CHAPITRE V :
LIBRE ARBITRE ET KARMA (2/2)
Dans cette figure, la ligne centrale A B représente la direction générale d'évolution prise par la majeure partie de la race, et les petits parallélogrammes figurent quelques existences individuelles. Voyons d'abord la vie
a ; sa place sur la ligne centrale indique que les impulsions karmiques de l'incarnation antérieure placent
l'individu, dont nous considérons la vie, au niveau de la tendance normale
de son époque.
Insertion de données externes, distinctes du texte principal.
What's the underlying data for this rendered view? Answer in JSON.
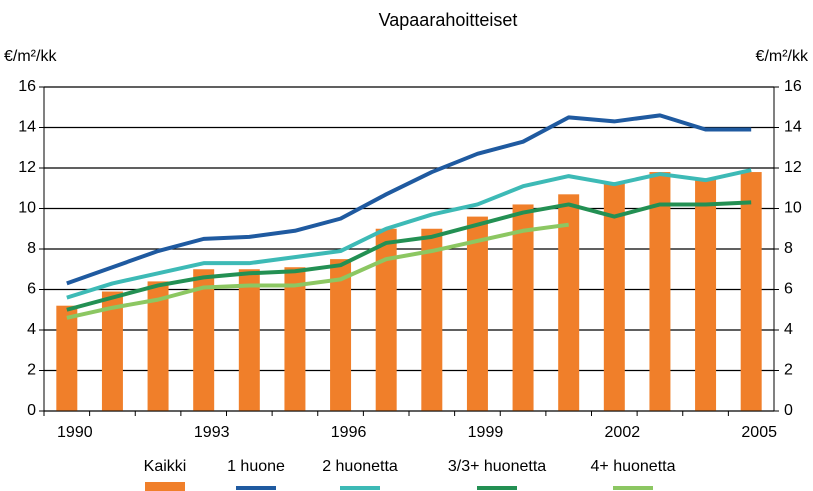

Mais cet homme jouit du privilège d'un
libre arbitre
partiel qui lui permet de modifier sa tendance évolutive dans la mesure
indiquée par les lignes pointillées s'étendant à
droite et à gauche de la ligne centrale ; il ne saurait la modifier davantage,
étant maintenu entre ces lignes par les limitations du karma et les circonstances,
pour autant que les lignes latérales de son parallélogramme en
restreignent la divergence. Supposons le bien spirituel représenté
par la ligne dirigée vers la droite, et le mal spirituel par celle dirigée
vers la gauche. Lorsque l'individu en question fait les efforts nécessaires
pendant la vie représentée par
a, les tendances karmiques,
dans son incarnation suivante, le pousseront dans la direction de la ligne centrale
traversant la vie
b. Si de nouveaux efforts vers une spiritualité
plus haute déterminent une inclinaison plus forte de la ligne centrale
de vie vers la droite, la troisième existence de cet homme sera représentée
par
c. Il va de soi que plusieurs autres vies dirigées vers le
même but aboutiraient à placer la ligne centrale de la vie à
angles droits avec la ligne centrale d'origine c'est ce qu'indique le
parallélogramme
h qui nous représente la condition de l'
Adepte,
en
harmonie avec l'Idée divine du bien absolu.
Mais le
libre arbitre de l'homme a toujours une part active
et incontrôlable à chaque phase du processus, et l'être en
question, avant d'atteindre la perfection complète de la vie
h
pourra toujours dévier vers la mauvaise direction. C'est ainsi que les
énergies de la vie
c peuvent être mal dirigées et
donner lieu à une incarnation subséquente représentée
par
d. Une nouvelle déviation vers le mal replacerait alors l'Ego
dans le champ ordinaire de l'évolution. Quel que soit son stade de progrès
sur cette ligne centrale, une déviation mauvaise pourra toujours l'entraîner
vers la gauche et déterminer dans la vie nouvelle une inclination prédominante
au mal, comme le montre la figure
f. La persistance des mêmes tendances
mauvaises, durant quelques existences encore, placerait l'Ego sur la ligne horizontale
se dirigeant vers la gauche, qui nous représente la voie du mal absolu
; cette voie, comme celle du bien absolu, entraine l'Ego hors du courant général de l'évolution, dans des conditions que nous explique la donnée
théosophique.
On verra que, en ce qui concerne la grande majorité des existences, et vu la complexité de la nature humaine, il est probable
que la plupart des Egos, tout en déviant tantôt à droite,
tantôt à gauche, progresseront néanmoins sur la ligne générale
du courant évolutif. Pour rendre notre figure encore plus expressive,
nous pouvons supposer que la ligne principale et centrale A B est, non pas une
ligne droite, mais l'arc d'une
circonférence immense tendant vers la
droite, en sorte que, dans la suite des âges, la grande majorité des êtres sera lentement entraînée vers le bien ; parce que cette tendance représente la prépondérance finale du principe du bien sur le principe du mal, bien qu'ils nous paraissent souvent s'équilibrer lorsque nous considérons les destinées humaines à notre point de
vue borné.
Une autre modification peut aussi être introduite
dans notre schéma, dont je n'ai pas jugé à propos de surcharger
le dessin. Ce serait de donner une plus grande largeur à chaque parallélogramme,
lorsqu'il dévie d'un côté quelconque de la ligne centrale,
pour bien indiquer la plus grande prépondérance du
libre arbitre,
lorsque l'Ego incline davantage vers la bonne ou vers la mauvaise spiritualité.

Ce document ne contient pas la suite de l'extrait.